Women’s Health Startup Tia Makes an Impact Treating ‘Medical Orphans’. A Black woman sitting on an examination table talks with her doctor.

San Francisco-based Tia launched in 2017 with a vision of reimagining health care with women at the center and helping them to make better decisions about their health. Now, in its first “Women’s Primary Care ‘Plus’ Outcomes Report,” the company shares data about the impact the company is having on its members.

Tia defines primary care “plus” as a relationship-based care model that integrates primary care alongside gynecology, mental health and wellness care.

Each member has access to a care team that includes medical providers, a clinical support team and a care coordinator. Tia believes its personalized model of care makes members feel heard and drives high engagement and satisfaction. Members average five or more visits a year and the provider has a net promoter score of 85, the report states.

“We work meticulously to ensure our entire care team not only follows the most stringent, evidence-based clinical protocols, but also can personalize a woman’s care for her own lived experience … . We build trust with women and make sure they’re getting all the care they should,” said Jessica Horwitz, Tia’s chief clinical officer, in a statement.

The report’s findings illustrate Horwitz’s point.

  • Nearly two-thirds of Tia patients had completed a comprehensive physical examination, compared with a national benchmark of 14%, according to a review of national data in JAMA Internal Medicine.
  • 94% are up to date on cervical cancer screening recommendations and 72% of Tia patients with diabetes have their condition under control, compared with a national benchmark of 55%, according to MIPS historical quality benchmark data.
  • 91% have been screened for depression, as compared to data included in a study from the Agency for Healthcare Research and Quality that indicated a 49% rate nationally.

Company leaders believe these numbers confirm that their initial premise of becoming the Google or WebMD for women seeking answers to their health care needs was on target.

Tia now offers telehealth and brick-and-mortar clinics with convenient hours, serving tens of thousands of women from ages 18 to 80 with the goal of helping them receive better health care by becoming their own patient advocates.

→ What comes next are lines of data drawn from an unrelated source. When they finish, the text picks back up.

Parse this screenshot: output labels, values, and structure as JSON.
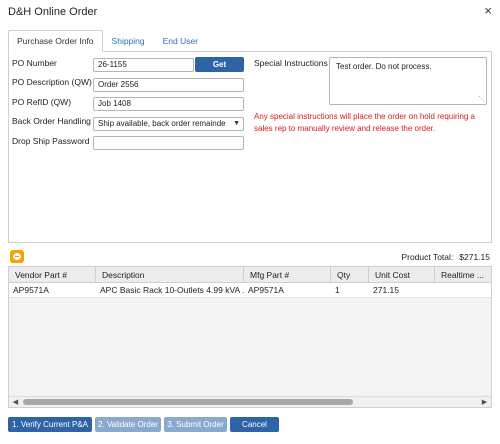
{
  "window": {
    "title": "D&H Online Order",
    "close_glyph": "×"
  },
  "tabs": [
    {
      "label": "Purchase Order Info",
      "active": true
    },
    {
      "label": "Shipping",
      "active": false
    },
    {
      "label": "End User",
      "active": false
    }
  ],
  "form": {
    "po_number": {
      "label": "PO Number",
      "value": "26-1155",
      "button": "Get"
    },
    "po_description": {
      "label": "PO Description (QW)",
      "value": "Order 2556"
    },
    "po_refid": {
      "label": "PO RefID (QW)",
      "value": "Job 1408"
    },
    "back_order": {
      "label": "Back Order Handling",
      "value": "Ship available, back order remainde"
    },
    "drop_ship_password": {
      "label": "Drop Ship Password",
      "value": ""
    },
    "special_instructions": {
      "label": "Special Instructions",
      "value": "Test order. Do not process.",
      "warning": "Any special instructions will place the order on hold requiring a sales rep to manually review and release the order."
    }
  },
  "summary": {
    "product_total_label": "Product Total:",
    "product_total_value": "$271.15"
  },
  "grid": {
    "columns": [
      "Vendor Part #",
      "Description",
      "Mfg Part #",
      "Qty",
      "Unit Cost",
      "Realtime ..."
    ],
    "rows": [
      [
        "AP9571A",
        "APC Basic Rack 10-Outlets 4.99 kVA ...",
        "AP9571A",
        "1",
        "271.15",
        ""
      ]
    ]
  },
  "scrollbar": {
    "left_glyph": "◀",
    "right_glyph": "▶"
  },
  "actions": {
    "verify": "1. Verify Current P&A",
    "validate": "2. Validate Order",
    "submit": "3. Submit Order",
    "cancel": "Cancel"
  },
  "colors": {
    "primary_button": "#2e63a6",
    "disabled_button": "#8aa9cf",
    "warning_text": "#d42020",
    "link_tab": "#2f6eb8",
    "collapse_icon": "#f4a300"
  }
}
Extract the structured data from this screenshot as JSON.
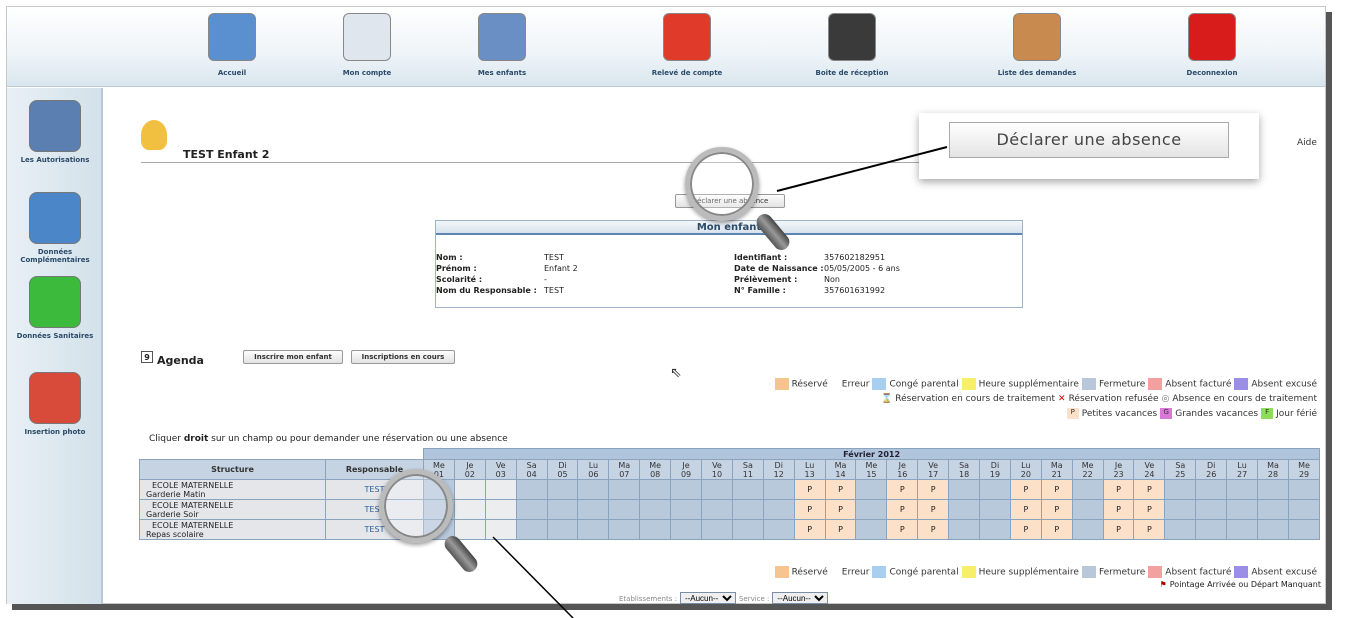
{
  "topnav": {
    "items": [
      {
        "label": "Accueil",
        "icon": "house-icon"
      },
      {
        "label": "Mon compte",
        "icon": "document-icon"
      },
      {
        "label": "Mes enfants",
        "icon": "photo-icon"
      },
      {
        "label": "Relevé de compte",
        "icon": "euro-icon"
      },
      {
        "label": "Boite de réception",
        "icon": "inbox-icon"
      },
      {
        "label": "Liste des demandes",
        "icon": "box-icon"
      },
      {
        "label": "Deconnexion",
        "icon": "power-icon"
      }
    ]
  },
  "sidebar": {
    "items": [
      {
        "label": "Les Autorisations",
        "icon": "users-lock-icon"
      },
      {
        "label": "Données Complémentaires",
        "icon": "folder-icon"
      },
      {
        "label": "Données Sanitaires",
        "icon": "green-cross-icon"
      },
      {
        "label": "Insertion photo",
        "icon": "photo-insert-icon"
      }
    ]
  },
  "header": {
    "child_name": "TEST Enfant 2",
    "aide": "Aide"
  },
  "absence_button": "Déclarer une absence",
  "absence_button_small": "Déclarer une absence",
  "mon_enfant": {
    "title": "Mon enfant",
    "left": [
      {
        "k": "Nom :",
        "v": "TEST"
      },
      {
        "k": "Prénom :",
        "v": "Enfant 2"
      },
      {
        "k": "Scolarité :",
        "v": "-"
      },
      {
        "k": "Nom du Responsable :",
        "v": "TEST"
      }
    ],
    "right": [
      {
        "k": "Identifiant :",
        "v": "357602182951"
      },
      {
        "k": "Date de Naissance :",
        "v": "05/05/2005 - 6 ans"
      },
      {
        "k": "Prélèvement :",
        "v": "Non"
      },
      {
        "k": "N° Famille :",
        "v": "357601631992"
      }
    ]
  },
  "agenda": {
    "icon_num": "9",
    "title": "Agenda",
    "btn_inscrire": "Inscrire mon enfant",
    "btn_inscriptions": "Inscriptions en cours",
    "instruction_pre": "Cliquer ",
    "instruction_bold": "droit",
    "instruction_post": " sur un champ ou pour demander une réservation ou une absence"
  },
  "legend": {
    "line1": [
      {
        "label": "Réservé",
        "color": "#f6c48e"
      },
      {
        "label": "Erreur",
        "color": ""
      },
      {
        "label": "Congé parental",
        "color": "#a9cff0"
      },
      {
        "label": "Heure supplémentaire",
        "color": "#f7ef6a"
      },
      {
        "label": "Fermeture",
        "color": "#b8c8da"
      },
      {
        "label": "Absent facturé",
        "color": "#f2a0a0"
      },
      {
        "label": "Absent excusé",
        "color": "#9a8ee6"
      }
    ],
    "line2": [
      "Réservation en cours de traitement",
      "Réservation refusée",
      "Absence en cours de traitement"
    ],
    "line3": [
      "Petites vacances",
      "Grandes vacances",
      "Jour férié"
    ],
    "pointage": "Pointage Arrivée ou Départ Manquant"
  },
  "calendar": {
    "month": "Février 2012",
    "col_structure": "Structure",
    "col_responsable": "Responsable",
    "days": [
      [
        "Me",
        "01"
      ],
      [
        "Je",
        "02"
      ],
      [
        "Ve",
        "03"
      ],
      [
        "Sa",
        "04"
      ],
      [
        "Di",
        "05"
      ],
      [
        "Lu",
        "06"
      ],
      [
        "Ma",
        "07"
      ],
      [
        "Me",
        "08"
      ],
      [
        "Je",
        "09"
      ],
      [
        "Ve",
        "10"
      ],
      [
        "Sa",
        "11"
      ],
      [
        "Di",
        "12"
      ],
      [
        "Lu",
        "13"
      ],
      [
        "Ma",
        "14"
      ],
      [
        "Me",
        "15"
      ],
      [
        "Je",
        "16"
      ],
      [
        "Ve",
        "17"
      ],
      [
        "Sa",
        "18"
      ],
      [
        "Di",
        "19"
      ],
      [
        "Lu",
        "20"
      ],
      [
        "Ma",
        "21"
      ],
      [
        "Me",
        "22"
      ],
      [
        "Je",
        "23"
      ],
      [
        "Ve",
        "24"
      ],
      [
        "Sa",
        "25"
      ],
      [
        "Di",
        "26"
      ],
      [
        "Lu",
        "27"
      ],
      [
        "Ma",
        "28"
      ],
      [
        "Me",
        "29"
      ]
    ],
    "rows": [
      {
        "school": "ECOLE MATERNELLE",
        "service": "Garderie Matin",
        "resp": "TEST"
      },
      {
        "school": "ECOLE MATERNELLE",
        "service": "Garderie Soir",
        "resp": "TEST"
      },
      {
        "school": "ECOLE MATERNELLE",
        "service": "Repas scolaire",
        "resp": "TEST"
      }
    ],
    "p_mark": "P"
  },
  "filters": {
    "etab_label": "Etablissements :",
    "etab_value": "--Aucun--",
    "service_label": "Service :",
    "service_value": "--Aucun--"
  }
}
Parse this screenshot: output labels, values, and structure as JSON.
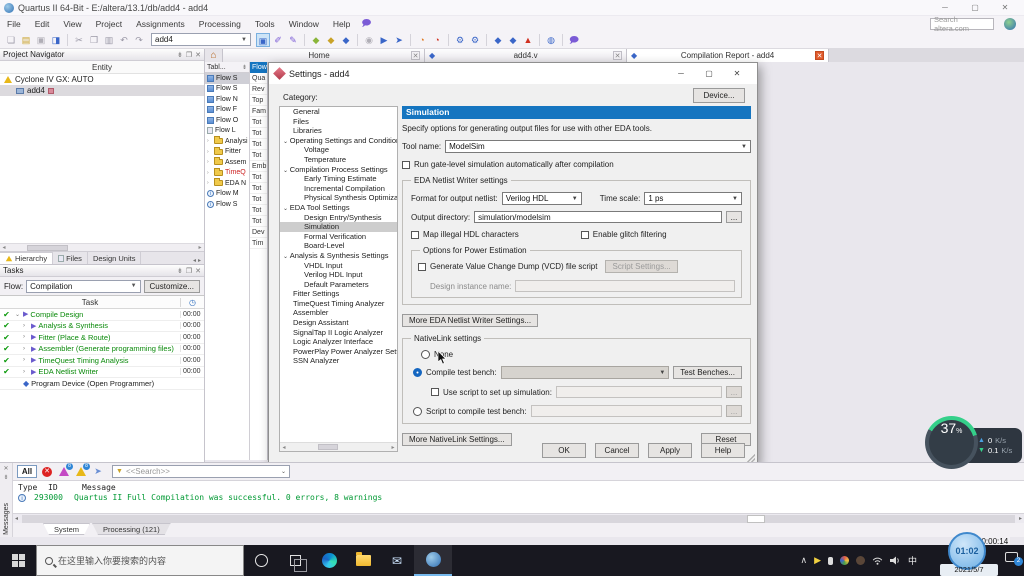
{
  "window": {
    "title": "Quartus II 64-Bit - E:/altera/13.1/db/add4 - add4"
  },
  "icons": {
    "minimize": "─",
    "maximize": "▢",
    "close": "✕",
    "pin": "⇟",
    "float": "❐",
    "chevron_down": "⌄",
    "left": "◂",
    "right": "▸",
    "up": "∧",
    "home": "⌂",
    "diamond": "◆",
    "clock": "◷",
    "check": "✔",
    "play": "▶",
    "info": "i",
    "flag": "➤",
    "funnel": "▼",
    "mail": "✉",
    "dots": "..."
  },
  "menu": {
    "items": [
      "File",
      "Edit",
      "View",
      "Project",
      "Assignments",
      "Processing",
      "Tools",
      "Window",
      "Help"
    ]
  },
  "toolbar": {
    "project_combo": "add4",
    "search_placeholder": "Search altera.com"
  },
  "tabs": {
    "home": "Home",
    "source": "add4.v",
    "report": "Compilation Report - add4"
  },
  "project_navigator": {
    "title": "Project Navigator",
    "column_header": "Entity",
    "device_node": "Cyclone IV GX: AUTO",
    "entity_node": "add4",
    "tabs": [
      "Hierarchy",
      "Files",
      "Design Units"
    ]
  },
  "tasks": {
    "title": "Tasks",
    "flow_label": "Flow:",
    "flow_value": "Compilation",
    "customize_label": "Customize...",
    "column_header": "Task",
    "rows": [
      {
        "label": "Compile Design",
        "time": "00:00"
      },
      {
        "label": "Analysis & Synthesis",
        "time": "00:00"
      },
      {
        "label": "Fitter (Place & Route)",
        "time": "00:00"
      },
      {
        "label": "Assembler (Generate programming files)",
        "time": "00:00"
      },
      {
        "label": "TimeQuest Timing Analysis",
        "time": "00:00"
      },
      {
        "label": "EDA Netlist Writer",
        "time": "00:00"
      },
      {
        "label": "Program Device (Open Programmer)",
        "time": ""
      }
    ]
  },
  "report": {
    "toc_header": "Tabl...",
    "toc_items": [
      "Flow S",
      "Flow S",
      "Flow N",
      "Flow F",
      "Flow O",
      "Flow L",
      "Analysi",
      "Fitter",
      "Assem",
      "TimeQ",
      "EDA N",
      "Flow M",
      "Flow S"
    ],
    "fragments": [
      "Flow",
      "Qua",
      "Rev",
      "Top",
      "Fam",
      "Tot",
      "Tot",
      "Tot",
      "Tot",
      "Emb",
      "Tot",
      "Tot",
      "Tot",
      "Tot",
      "Tot",
      "Dev",
      "Tim"
    ]
  },
  "dialog": {
    "title": "Settings - add4",
    "category_label": "Category:",
    "device_button": "Device...",
    "categories": [
      "General",
      "Files",
      "Libraries",
      "Operating Settings and Conditions",
      "Voltage",
      "Temperature",
      "Compilation Process Settings",
      "Early Timing Estimate",
      "Incremental Compilation",
      "Physical Synthesis Optimization",
      "EDA Tool Settings",
      "Design Entry/Synthesis",
      "Simulation",
      "Formal Verification",
      "Board-Level",
      "Analysis & Synthesis Settings",
      "VHDL Input",
      "Verilog HDL Input",
      "Default Parameters",
      "Fitter Settings",
      "TimeQuest Timing Analyzer",
      "Assembler",
      "Design Assistant",
      "SignalTap II Logic Analyzer",
      "Logic Analyzer Interface",
      "PowerPlay Power Analyzer Setting",
      "SSN Analyzer"
    ],
    "pane": {
      "header": "Simulation",
      "description": "Specify options for generating output files for use with other EDA tools.",
      "tool_name_label": "Tool name:",
      "tool_name_value": "ModelSim",
      "run_gate_label": "Run gate-level simulation automatically after compilation",
      "eda_group_label": "EDA Netlist Writer settings",
      "format_label": "Format for output netlist:",
      "format_value": "Verilog HDL",
      "time_scale_label": "Time scale:",
      "time_scale_value": "1 ps",
      "output_dir_label": "Output directory:",
      "output_dir_value": "simulation/modelsim",
      "browse_label": "...",
      "map_illegal_label": "Map illegal HDL characters",
      "glitch_label": "Enable glitch filtering",
      "power_group_label": "Options for Power Estimation",
      "vcd_label": "Generate Value Change Dump (VCD) file script",
      "script_settings_label": "Script Settings...",
      "design_instance_label": "Design instance name:",
      "more_eda_label": "More EDA Netlist Writer Settings...",
      "nativelink_group_label": "NativeLink settings",
      "none_label": "None",
      "compile_tb_label": "Compile test bench:",
      "test_benches_label": "Test Benches...",
      "use_script_label": "Use script to set up simulation:",
      "script_compile_label": "Script to compile test bench:",
      "more_nativelink_label": "More NativeLink Settings...",
      "reset_label": "Reset",
      "ok": "OK",
      "cancel": "Cancel",
      "apply": "Apply",
      "help": "Help"
    }
  },
  "messages": {
    "all_label": "All",
    "critical_badge": "8",
    "warning_badge": "8",
    "search_value": "<<Search>>",
    "columns": [
      "Type",
      "ID",
      "Message"
    ],
    "rows": [
      {
        "id": "293000",
        "text": "Quartus II Full Compilation was successful. 0 errors, 8 warnings"
      }
    ],
    "tabs": [
      "System",
      "Processing (121)"
    ],
    "side_label": "Messages"
  },
  "taskbar": {
    "search_placeholder": "在这里输入你要搜索的内容",
    "ime": "中"
  },
  "tray": {
    "clock": "01:02",
    "date": "2021/5/7",
    "notification_badge": "2",
    "recording_timer": "00:00:14"
  },
  "net_widget": {
    "percent": "37",
    "percent_unit": "%",
    "up_value": "0",
    "up_unit": "K/s",
    "down_value": "0.1",
    "down_unit": "K/s"
  }
}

In 2022, Tia delivered more than 100,000 health care services to its members, company co-founder and CEO Carolyn Witte, noted in a recent interview.

Treating ‘Medical Orphans’

Tia operates in four markets: New York, Los Angeles, Phoenix and San Francisco. It engages a diverse population of women whom it describes as being left behind or “medical orphans” who didn’t have an established relationship with a primary care physician (70%) or an OB-GYN (86%) before joining Tia.

More than 60% of Tia members have a chronic condition, 44% identify as Black, LatinX, Asian or mixed race and 29% have a history of abuse or sexual trauma.

Engaging this diverse population with Tia caregivers’ attention to detail and a personalized approach to patients will lead to better outcomes, Horwitz recently told Fierce Healthcare. The company will use data from its initial report as a baseline to measure the company’s impact longitudinally.